Ружья! Составленные в пирамиду, с торчавшими над стволами длинными, трехгранными штыками, они прекрасно различались в свете еще не показавшегося над горизонтом солнца. Не веря собственным глазам, я подошел ближе. Никакого сомнения: русские пехотные ружья образца 1808 года. Калибр – 7 линий или 17,8 миллиметров. Мушка припаяна к последнему кольцу у края ствола. Толку от нее мало – шатается, но для того, чтобы стрелять на расстоянии, когда у человека видны белки глаз – это примерно 50 метров, можно обойтись и без нее. Откуда знаю? Приходилось держать в руках, правда, реплику, а не оригинал, но меня уверили, что она идентична образцу. Эти ружья репликами не являлись. Остро заточенные штыки – на новоделах они тупые, потертые ложи и приклады. Я нагнулся и осторожно понюхал дульный срез ближнего ружья. Из него стреляли, причем, относительно недавно. Из ствола несло характерным запахом серы, который оставляет сгоревший дымный порох.

Выпрямившись, я внимательно осмотрел поляну. Теперь взгляд подмечал то, на чем ранее не задерживался. Пара телег с выпряженными лошадьми, одна крытая брезентом фура, тоже без коня, составленные в пирамиды ружья, необычная одежда спавших у костров людей. Не все из них были укрыты шинелями. Зеленые мундиры с фалдами и обшлагами, отделанными сукном такого же, но более темного цвета, белые, полотняные штаны с пуговицами по наружным сторонам голеней. Надеты поверх сапог. В головах спящих кожаные ранцы, рядом лежат кивера в холщовых чехлах. Егеря, если не ошибаюсь… Не похоже на лагерь реконструкторов, которые довелось видеть. Не было современных палаток, мангалов, валяющихся в траве пластиковых и стеклянных бутылок (как же без них?), цветных упаковок и прочих мелочей, говорящих о двадцать первом веке. Здесь царил девятнадцатый. «Полностью аутентичный», – как сказал бы мой приятель Илья, изображавший на сходках реконструкторов гвардейского поручика.

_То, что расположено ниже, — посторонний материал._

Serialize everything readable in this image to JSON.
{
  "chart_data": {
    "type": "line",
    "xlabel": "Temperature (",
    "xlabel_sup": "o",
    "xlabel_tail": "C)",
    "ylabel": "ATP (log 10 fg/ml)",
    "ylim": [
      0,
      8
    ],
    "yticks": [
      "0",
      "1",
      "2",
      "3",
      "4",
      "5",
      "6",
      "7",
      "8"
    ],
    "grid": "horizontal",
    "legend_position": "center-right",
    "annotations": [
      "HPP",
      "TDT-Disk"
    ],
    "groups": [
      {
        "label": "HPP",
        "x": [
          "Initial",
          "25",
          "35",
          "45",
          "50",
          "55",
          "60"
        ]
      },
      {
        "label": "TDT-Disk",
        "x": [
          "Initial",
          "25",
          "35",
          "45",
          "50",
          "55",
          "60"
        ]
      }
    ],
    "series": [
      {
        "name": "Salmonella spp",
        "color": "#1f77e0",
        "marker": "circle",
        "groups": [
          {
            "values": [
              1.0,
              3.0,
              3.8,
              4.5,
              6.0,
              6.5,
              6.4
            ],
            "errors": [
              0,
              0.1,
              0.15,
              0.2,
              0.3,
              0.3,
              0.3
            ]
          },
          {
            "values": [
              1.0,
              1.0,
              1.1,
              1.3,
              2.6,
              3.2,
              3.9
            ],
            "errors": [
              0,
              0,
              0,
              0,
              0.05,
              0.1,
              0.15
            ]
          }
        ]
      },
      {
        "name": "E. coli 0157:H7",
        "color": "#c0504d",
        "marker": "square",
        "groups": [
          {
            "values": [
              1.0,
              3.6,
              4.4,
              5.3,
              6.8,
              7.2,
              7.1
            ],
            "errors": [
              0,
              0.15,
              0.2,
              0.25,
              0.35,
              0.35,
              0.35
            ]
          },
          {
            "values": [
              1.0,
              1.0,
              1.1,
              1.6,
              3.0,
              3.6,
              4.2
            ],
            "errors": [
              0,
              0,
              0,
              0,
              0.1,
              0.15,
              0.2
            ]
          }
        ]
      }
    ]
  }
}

У меня закружилась голова. Некоторое время я стоял, пытаясь осмыслить увиденное. Мысли носились в голове, как тараканы по кухне алкоголика, и никак не хотели собраться воедино. Как я сюда попал? Почему? И что теперь делать? Так и не придя к какому-либо решению, я потащился к телеге, от которой отправился искать воду. Полежу, подумаю… Не удалось. При моем приближении из-за телеги вынырнула фигура. На незнакомце оказался оказался серый мундир с фалдами, застегнутый на латунные пуговицы, и такого же цвета штаны, на голове красовалась фуражка с козырьком. Небритое, заспанное лицо…

– Куда-то ходил, барин? – спросил странный тип.

– Пить, – пояснил я.

– Кликнул бы меня, – укорил тип. – Я бы принес.

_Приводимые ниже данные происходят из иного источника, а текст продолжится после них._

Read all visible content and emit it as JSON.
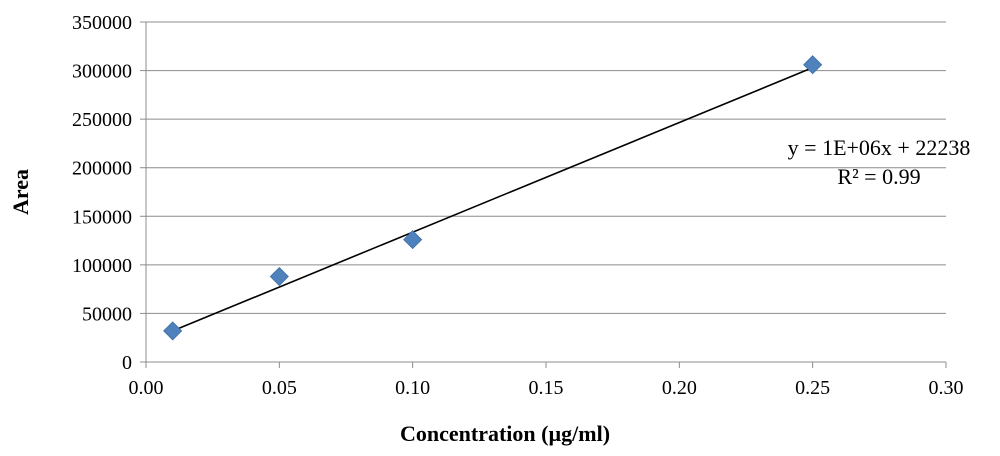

– Не знал, – пожал я плечами. – А ты кто?

– Фурлейт.

Ага, возчик.

– Звать как?

– Пахом, – сообщил возчик.

– Объясни мне, Пахом, как я оказался здесь?

– Дык, подобрали, – пожал он плечами.

– Где?

– У дороги. Ты, барин, на траве лежал – совсем голый, голова в крови. Мнили, мертвый. Мертвяков у дорог чичас много, – он вздохнул. – Хранцуз наскочит, побьет и обдерет до нитки. Вот и тебя так: сабелькой по головке приложили, одежу сняли и кинули помирать. Не помнишь?

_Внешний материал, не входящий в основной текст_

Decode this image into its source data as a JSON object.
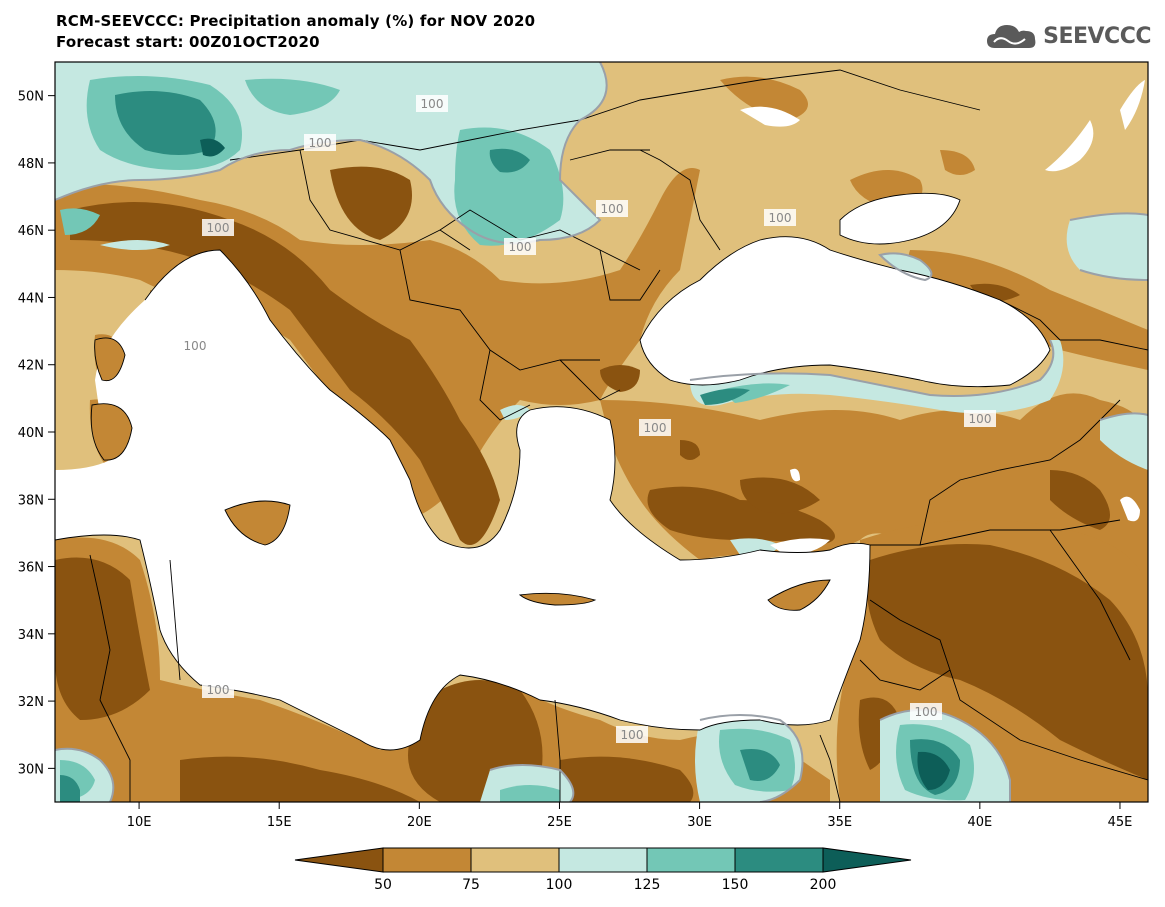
{
  "title": "RCM-SEEVCCC: Precipitation anomaly (%) for NOV 2020",
  "subtitle": "Forecast start: 00Z01OCT2020",
  "logo_text": "SEEVCCC",
  "y_axis_labels": [
    "50N",
    "48N",
    "46N",
    "44N",
    "42N",
    "40N",
    "38N",
    "36N",
    "34N",
    "32N",
    "30N"
  ],
  "x_axis_labels": [
    "10E",
    "15E",
    "20E",
    "25E",
    "30E",
    "35E",
    "40E",
    "45E"
  ],
  "contour_labels": [
    "100",
    "100",
    "100",
    "100",
    "100",
    "100",
    "100",
    "100",
    "100",
    "100",
    "100",
    "100"
  ],
  "colorbar": {
    "ticks": [
      "50",
      "75",
      "100",
      "125",
      "150",
      "200"
    ],
    "colors": [
      "#8a5310",
      "#c38735",
      "#e0c07c",
      "#c5e8e1",
      "#73c7b6",
      "#2c8c80",
      "#0d5e58"
    ]
  }
}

Француз, значит. С эпохой, кажется, определись. Я покрутил головой.

– Отшибло, значит, – заключил Пахом. – Оно и понятно. А, может, то не хранцуз был, а лихие люди. Много их чичас. Фельдфебель подошел глянуть, тронул и кажет: «Живой!» Не бросать же християнскую душу? Велел подобрать и положить в телегу. Я тебе своей рубашкой голову замотал. Гляжу: снял и на себя на надел?

– Другой одежды у меня нет, – повинился я. – Раздобуду, верну.

– Ничо! – махнул рукой. – Мы с понятием. Только барской одежи тута нетути.